By Jasbir Bath, IPC principal engineer
Over the last few years, there have been many discussions on the affect of voiding on BGA/CSP solder joint reliability. IPC-A-610 and J-STD-001 standards state that greater than 25% of voiding in any ball in the X-ray image area is classified as a defect according to Electronic Product Classifications 1, 2 and 3.
The challenge that has faced the industry is what data is available to support the greater than 25% voiding defect classification and how early will a failure occur when a BGA or CSP component solder joint has a void greater than 25% versus a solder joint which does not.

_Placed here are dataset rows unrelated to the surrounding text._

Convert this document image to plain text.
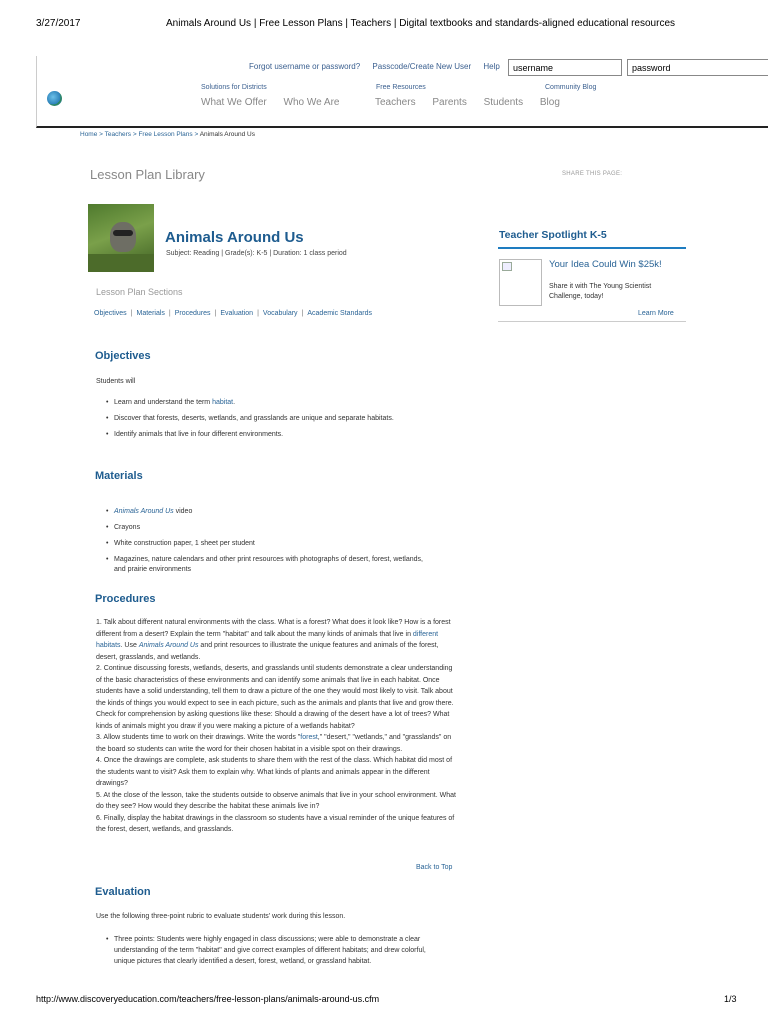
3/27/2017	Animals Around Us | Free Lesson Plans | Teachers | Digital textbooks and standards-aligned educational resources
Forgot username or password? Passcode/Create New User Help
username
password
Solutions for Districts	Free Resources	Community Blog
What We Offer Who We Are	Teachers Parents Students Blog
Home > Teachers > Free Lesson Plans > Animals Around Us
Lesson Plan Library	SHARE THIS PAGE:
Animals Around Us
Subject: Reading | Grade(s): K-5 | Duration: 1 class period
Lesson Plan Sections
Objectives | Materials | Procedures | Evaluation | Vocabulary | Academic Standards
Objectives
Students will
• Learn and understand the term habitat.
• Discover that forests, deserts, wetlands, and grasslands are unique and separate habitats.
• Identify animals that live in four different environments.
Materials
• Animals Around Us video
• Crayons
• White construction paper, 1 sheet per student
• Magazines, nature calendars and other print resources with photographs of desert, forest, wetlands, and prairie environments
Procedures
1. Talk about different natural environments with the class. What is a forest? What does it look like? How is a forest different from a desert? Explain the term "habitat" and talk about the many kinds of animals that live in different habitats. Use Animals Around Us and print resources to illustrate the unique features and animals of the forest, desert, grasslands, and wetlands.
2. Continue discussing forests, wetlands, deserts, and grasslands until students demonstrate a clear understanding of the basic characteristics of these environments and can identify some animals that live in each habitat. Once students have a solid understanding, tell them to draw a picture of the one they would most likely to visit. Talk about the kinds of things you would expect to see in each picture, such as the animals and plants that live and grow there. Check for comprehension by asking questions like these: Should a drawing of the desert have a lot of trees? What kinds of animals might you draw if you were making a picture of a wetlands habitat?
3. Allow students time to work on their drawings. Write the words "forest," "desert," "wetlands," and "grasslands" on the board so students can write the word for their chosen habitat in a visible spot on their drawings.
4. Once the drawings are complete, ask students to share them with the rest of the class. Which habitat did most of the students want to visit? Ask them to explain why. What kinds of plants and animals appear in the different drawings?
5. At the close of the lesson, take the students outside to observe animals that live in your school environment. What do they see? How would they describe the habitat these animals live in?
6. Finally, display the habitat drawings in the classroom so students have a visual reminder of the unique features of the forest, desert, wetlands, and grasslands.
Back to Top
Evaluation
Use the following three-point rubric to evaluate students' work during this lesson.
• Three points: Students were highly engaged in class discussions; were able to demonstrate a clear understanding of the term "habitat" and give correct examples of different habitats; and drew colorful, unique pictures that clearly identified a desert, forest, wetland, or grassland habitat.
Teacher Spotlight K-5
Your Idea Could Win $25k!
Share it with The Young Scientist Challenge, today!
Learn More
http://www.discoveryeducation.com/teachers/free-lesson-plans/animals-around-us.cfm	1/3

There have been many studies in the industry to try and understand how voids can affect solder joint reliability. IPC SPVC (Solder Products Value Council) conducted a study which found that there did not appear to be a correlation between void size and number of cycles to failure when comparing voiding levels below and above 25% of the X-ray image area. In a separate study (Ref. 1) solder joint reliability was reduced only when the voids were located in the crack path which reduced the overall path length to cause solder joint failure. The above studies were done with relatively mild thermal cycling temperature ranges from 0C to 100C. When investigating with wider temperature cycling ranges from -55C to +125C with larger stresses on the solder joint (Ref. 2), voids greater than 25% failed earlier than solder joints with less than 25% primarily due to the location of the voids in the crack path. It was also found that the failure cycle of void containing solder joints was only slightly earlier than the non-void containing solder joints.
A more recent study comparing voiding % at less than 25% and at 42% indicated the increased voiding % did give a reduced solder joint reliability when thermal cycling from -40C to +100C (Ref.3). It also indicated a group of smaller voids may be more of a concern than a single large void. The study highlighted the need for more work to determine acceptable levels of voiding from both a thermal and mechanical reliability point of view. This information would be used in developing standards going forward for areas of the BGA/CSP components where there are increased stresses such as the outer row and corners of the component as well as die shadow areas.
In many of the investigations conducted to date, it has been a challenge to produce large voids to understand the affect on solder joint reliability based on the improved solder paste materials and optimized reflow profiles used in the industry, which indicates that the voiding criteria could be used to establish soldering process controls rather than verifying component solder joint integrity. Changing the current IPC criteria for BGA voiding to be a process indicator rather than a reject criteria is an area which will be discussed at the IPC J-STD-001 and IPC-A-610 standard meetings and technical conference at IPC APEX next year in February. It should be a lively discussion.
Ref. 1: S. Sethuraman et al., The Effect of Process Voiding on BGA Solder Joint Fatigue Life Measured in Accelerated Thermal Cycling, SMTAI conf. (2007).
Ref. 2: D.Hillman et al., The Last Will and Testament of the BGA Void, SMTAI conf. (2011).
Ref. 3: G. Qin et al. Assessing the Impact of Temperature Cycling Reliability of High Levels of Voiding in BGA Solder Joints, SMTAI conf. (2012).